Less Than 3% of Car Thefts Result in Criminal Charges

Whatever faith people may have had in the government to find, arrest, and charge people for car-related crimes may quickly fade away as it has been revealed that less than 3% of all car thefts actually result in criminal charges being built against individuals.

A Low Figure

Data provided from the Home Office has shown that only 2.12% of all vehicles which were stolen between July and June 2022 to 2023 were actually arrested and charged by the police. This is in spite of the fact that criminals have begun using modern technology in order to commit crimes, which should, in theory, be more trackable. Whether it’s tracking devices to target certain cars or car hacking to exploit cars without a key, the methods are becoming more sophisticated, but the justice for these criminals is lacking.

The information has been obtained through a freedom of information request and covers both England and Wales.

Disturbing Results

A proper evaluation of the data shows that the place where you are most likely to see somebody convicted of a car theft is London. 9.38% of all crimes related to car theft in London result in criminal charges. This is followed by Norfolk, which has a 7.68% criminal rate, Suffolk with a 5.31% criminal rate, and North Wales with a 5.11% criminal rate.

Contrastingly, the places where you are least likely to see a conviction for a car theft is Warwickshire, with only 0.94% conviction rate, Bedfordshire with a 1.21% conviction rate, and Hampshire with a 1.62% conviction rate.

The highest number of thefts took place in October 2022. There were 9736 thefts at the time, followed by November 2022, which had 9392 thefts.

BrynBrooker is the Head of Road Safety at Nextbase, and said the following:

“Criminals would not be stealing this many cars if they had a higher chance of getting prosecuted.

Police do what they can but are stretched and need your help, especially given the vulnerabilities of some modern cars to relay theft.”

A Lack of Faith

Understandably, all this information is going to do is create a substantial lack of faith in the justice system and the ability of police to catch and deliver criminal charges to anybody who might try and steal a car.

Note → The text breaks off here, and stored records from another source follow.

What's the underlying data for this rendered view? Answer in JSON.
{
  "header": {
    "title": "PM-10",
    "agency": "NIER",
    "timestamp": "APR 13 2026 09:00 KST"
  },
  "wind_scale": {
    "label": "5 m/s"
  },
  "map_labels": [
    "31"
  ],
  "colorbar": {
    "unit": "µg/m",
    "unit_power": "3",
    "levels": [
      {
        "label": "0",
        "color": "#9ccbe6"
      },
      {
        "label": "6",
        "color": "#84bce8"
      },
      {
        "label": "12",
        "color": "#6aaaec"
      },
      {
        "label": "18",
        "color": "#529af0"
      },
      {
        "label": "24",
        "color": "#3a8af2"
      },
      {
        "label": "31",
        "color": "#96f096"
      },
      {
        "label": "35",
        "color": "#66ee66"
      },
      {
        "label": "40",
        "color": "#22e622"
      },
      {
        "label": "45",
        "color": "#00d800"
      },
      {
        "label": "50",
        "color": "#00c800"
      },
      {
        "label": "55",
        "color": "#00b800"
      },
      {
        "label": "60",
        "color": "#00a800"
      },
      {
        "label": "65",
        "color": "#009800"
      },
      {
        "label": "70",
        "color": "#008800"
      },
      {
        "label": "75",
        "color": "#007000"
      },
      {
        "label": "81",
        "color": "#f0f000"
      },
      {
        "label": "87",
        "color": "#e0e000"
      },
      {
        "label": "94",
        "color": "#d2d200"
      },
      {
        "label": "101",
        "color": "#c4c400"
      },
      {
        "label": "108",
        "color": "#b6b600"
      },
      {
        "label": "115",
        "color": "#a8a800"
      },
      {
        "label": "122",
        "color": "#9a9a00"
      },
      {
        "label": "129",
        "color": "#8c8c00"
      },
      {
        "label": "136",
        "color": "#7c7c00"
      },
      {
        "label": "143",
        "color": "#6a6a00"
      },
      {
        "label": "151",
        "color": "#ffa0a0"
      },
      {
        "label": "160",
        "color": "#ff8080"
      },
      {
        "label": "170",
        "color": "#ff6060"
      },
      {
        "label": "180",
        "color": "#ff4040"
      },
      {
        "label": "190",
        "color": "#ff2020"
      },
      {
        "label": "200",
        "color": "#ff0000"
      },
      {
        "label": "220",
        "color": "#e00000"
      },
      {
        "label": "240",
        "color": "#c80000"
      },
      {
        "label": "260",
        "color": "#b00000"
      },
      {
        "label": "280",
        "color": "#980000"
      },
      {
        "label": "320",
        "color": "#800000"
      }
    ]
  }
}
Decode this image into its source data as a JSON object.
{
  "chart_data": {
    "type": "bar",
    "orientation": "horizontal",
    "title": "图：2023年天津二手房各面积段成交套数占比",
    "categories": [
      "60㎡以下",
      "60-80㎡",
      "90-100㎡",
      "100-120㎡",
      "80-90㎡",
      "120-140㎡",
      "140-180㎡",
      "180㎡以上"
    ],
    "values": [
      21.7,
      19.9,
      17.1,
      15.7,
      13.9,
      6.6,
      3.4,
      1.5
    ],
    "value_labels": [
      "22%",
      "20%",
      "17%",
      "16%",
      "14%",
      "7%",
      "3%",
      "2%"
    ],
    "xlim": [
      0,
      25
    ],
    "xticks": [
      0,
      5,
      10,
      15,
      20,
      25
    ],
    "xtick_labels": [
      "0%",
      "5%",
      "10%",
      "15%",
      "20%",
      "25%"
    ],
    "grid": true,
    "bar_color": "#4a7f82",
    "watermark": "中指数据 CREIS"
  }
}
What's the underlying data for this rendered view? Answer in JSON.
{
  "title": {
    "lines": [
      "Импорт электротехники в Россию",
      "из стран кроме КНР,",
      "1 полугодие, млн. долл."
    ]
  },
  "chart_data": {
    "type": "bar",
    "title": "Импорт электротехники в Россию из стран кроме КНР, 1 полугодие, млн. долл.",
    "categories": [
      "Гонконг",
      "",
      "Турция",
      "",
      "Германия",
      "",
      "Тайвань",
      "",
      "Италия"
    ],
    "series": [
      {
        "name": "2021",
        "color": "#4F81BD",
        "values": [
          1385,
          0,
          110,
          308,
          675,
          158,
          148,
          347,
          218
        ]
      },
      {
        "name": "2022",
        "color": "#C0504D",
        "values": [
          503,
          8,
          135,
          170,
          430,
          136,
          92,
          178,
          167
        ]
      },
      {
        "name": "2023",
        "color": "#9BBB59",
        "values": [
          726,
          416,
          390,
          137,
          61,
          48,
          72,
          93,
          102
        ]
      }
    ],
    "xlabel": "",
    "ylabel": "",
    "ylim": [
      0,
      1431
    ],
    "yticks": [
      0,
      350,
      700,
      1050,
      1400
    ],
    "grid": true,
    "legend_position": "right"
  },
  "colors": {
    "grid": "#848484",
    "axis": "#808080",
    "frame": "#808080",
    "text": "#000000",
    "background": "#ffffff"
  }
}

We rely upon the police to catch the people who steal cars and deliver justice because we are bound by law and are unable to. However, it’s very hard to have faith in the justice system if this is the result. Clearly, whatever methods are being employed aren’t working.

Perhaps we do need some kind of massive overhaul with regards to the way that we try to tackle car theft. Perhaps modern problems require modern solutions. It is hard to tell what to do for the best, but the current system is definitely not the right way to go about things.